The painting contractor claims that the solid-color stain contains a sufficient amount of mildewcide in the formula, and the surfaces are pressure-washed prior to each painting cycle. However, after about two years, the mildew returns with a vengeance and seems to be worse as time goes on.
My townhouse has now been painted for the third time, the last time being two years ago, and the mildew is terrible.
We are located in a suburb northwest of Philadelphia and receive the normal amount of rainfall for this region. It does not matter whether the exposure is north, south, east or west, it all seems to receive the mildew condition equally. I would appreciate any suggestions you may have in resolving this problem.
Excessive mildew is perplexing because I live in Peachtree City, GA, an area of high humidity that certainly promotes mildew, yet I do not see nearly that much of a problem here. The normal practice before repainting is to spray any mildewed surface with dilute bleach to kill all fungal organisms and then rinse with water.
After having that much problem I'd consider switching painting companies, but that may not help. The occurrence equally on all sides is not normal; the south side, which has greater sunlight exposure, usually shows far less mildew. I wonder if the siding itself can be causing the problem. Could it be that moisture is constantly trapped behind the siding? Even so, I wouldn't expect to see so much mildew.
All I can suggest is to remove a small section of the cedar and treat it with bleach or other fungicide before repainting. Be sure that water is not held behind the boards. If this treatment reduces or eliminates the mildew, it should be apparent in 10 to 18 months, at which time all siding can be refinished this way.
Blowgun's Silicone Lube Causes CratersI wanted to pass along a tip that may help others when struggling with fisheyes (craters) on painted parts. Our company is a large manufacturer of wood cabinetry, and employs around 1,700 people.

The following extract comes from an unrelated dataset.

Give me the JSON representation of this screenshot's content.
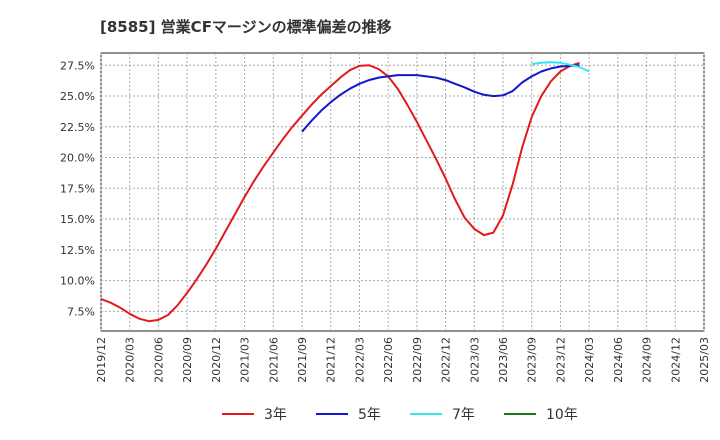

With this many employees, it is very difficult to control the use of silicone-containing personal care items (antiperspirants, hand creams, etc.), but we make it a priority. Our policy is to send an employee home for a shower if found to be "contaminated."
A discovery was recently made that we think has contributed to fisheyes for a long time. A technician on one of our finishing lines noticed that fisheyes seemed to be coming from the use of a brand-new air gun used to blow off parts prior to topcoating. Discussion with our blowgun distributor and manufacturer showed that these popular metal air guns have a seal that is prelubricated with silicone.
Our distributor was able to supply us with a new type of gun made in Switzerland and apparently very prevalent in Europe just for this fisheye-avoidance reason. Side benefits of this OSHA-approved plastic blowgun are that it is half the weight of the metal ones, operates at a much lower noise level and does not mar the surface of our parts if accidentally lightly brushed against them. Also, the cost is competitive.
I found your information interesting and will pass it along to our readers since it is clearly genuine. The presence of silicone lube will obviously be detrimental to most finishes.
Occasionally I receive equipment or product information from a salesperson pretending to be a user. They always give the brand name and state that they found whatever item they are touting "amazingly effective and better than anything like it on the market." I noted your e-mail address, which reflects that your company is indeed involved in painting wood products. What also added considerable credence to your letter is the fact that the brand name of the blowgun was not given. The reduced risk of damage from plastic versus metal may be beneficial to a number of plants.